Sometimes, it is true that there is are corrupt elites who manipulate the political climate of a nation, and the populists are right in this regard: the corruption should stop. However, it is also possible that populism has only been used as a strategy to get the votes of the masses. As a consequence, the problem is the same, only that the “populist” is now part of the corrupt elite, even more so because we cannot differentiate the authentic from the inauthentic because they both use the same words.
Instead of being “of the people, by the people, and for the people,” there is a risk that it will become “of the populist, by the populist, and for the populist.”
Notes
*These statistics only count the articles published by and on The Guardian.
*Example from Jan-Werner Müller’s book titled “The Rise and Rise of Populism”.
*Example from Jan-Werner Müller’s book titled “What is Populism?”
References
- Gultchin, L. & Kyle, J. (2018).

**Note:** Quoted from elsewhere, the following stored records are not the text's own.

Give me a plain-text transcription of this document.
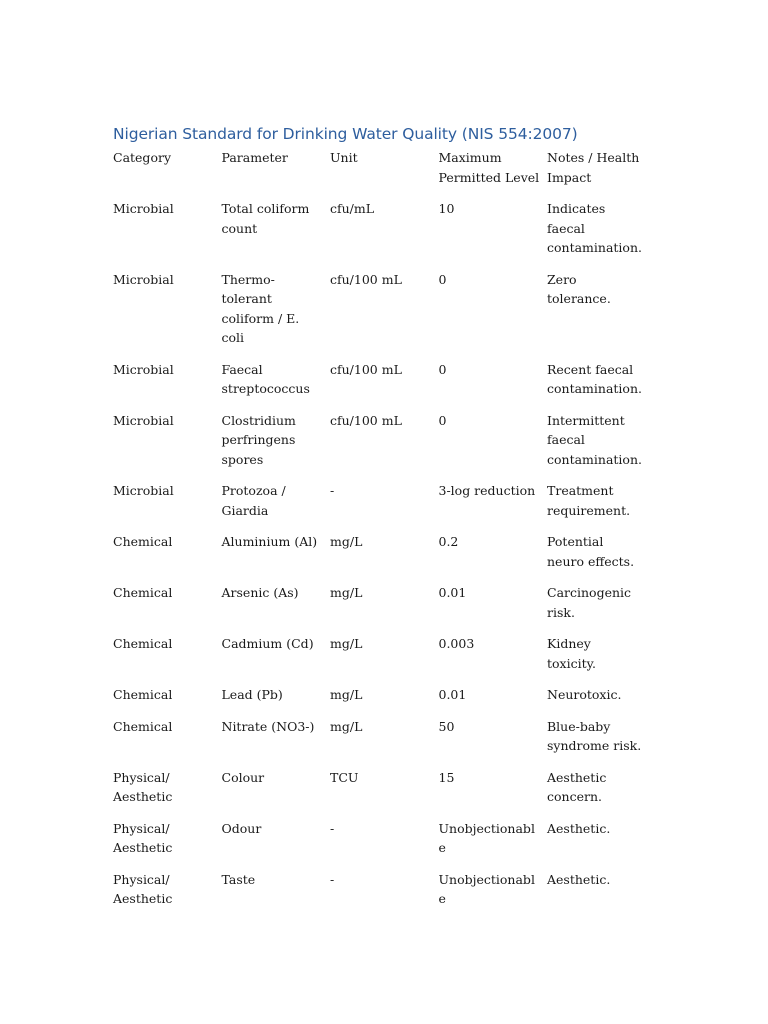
Nigerian Standard for Drinking Water Quality (NIS 554:2007)
Category	Parameter	Unit	Maximum Permitted Level	Notes / Health Impact
Microbial	Total coliform count	cfu/mL	10	Indicates faecal contamination.
Microbial	Thermo-tolerant coliform / E. coli	cfu/100 mL	0	Zero tolerance.
Microbial	Faecal streptococcus	cfu/100 mL	0	Recent faecal contamination.
Microbial	Clostridium perfringens spores	cfu/100 mL	0	Intermittent faecal contamination.
Microbial	Protozoa / Giardia	-	3-log reduction	Treatment requirement.
Chemical	Aluminium (Al)	mg/L	0.2	Potential neuro effects.
Chemical	Arsenic (As)	mg/L	0.01	Carcinogenic risk.
Chemical	Cadmium (Cd)	mg/L	0.003	Kidney toxicity.
Chemical	Lead (Pb)	mg/L	0.01	Neurotoxic.
Chemical	Nitrate (NO3-)	mg/L	50	Blue-baby syndrome risk.
Physical/ Aesthetic	Colour	TCU	15	Aesthetic concern.
Physical/ Aesthetic	Odour	-	Unobjectionable	Aesthetic.
Physical/ Aesthetic	Taste	-	Unobjectionable	Aesthetic.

Populists in Power Around the World. In Institute for Global Change.
- Mudde, C. & Kaltwasser, C.R. (2013). Exclusionary vs Inclusionary Populism: Comparing Contemporary Europe and Latin America. In Government and Opposition 48, no. 2: 147–174.
- Müller, Jan-Werner. (2017). The Rise and Rise of Populism? In The Age of Perplexity. Rethinking The World we Knew. Madrid: BBVA.
- Müller, J. W. (2017). What is populism?. UK: Penguin.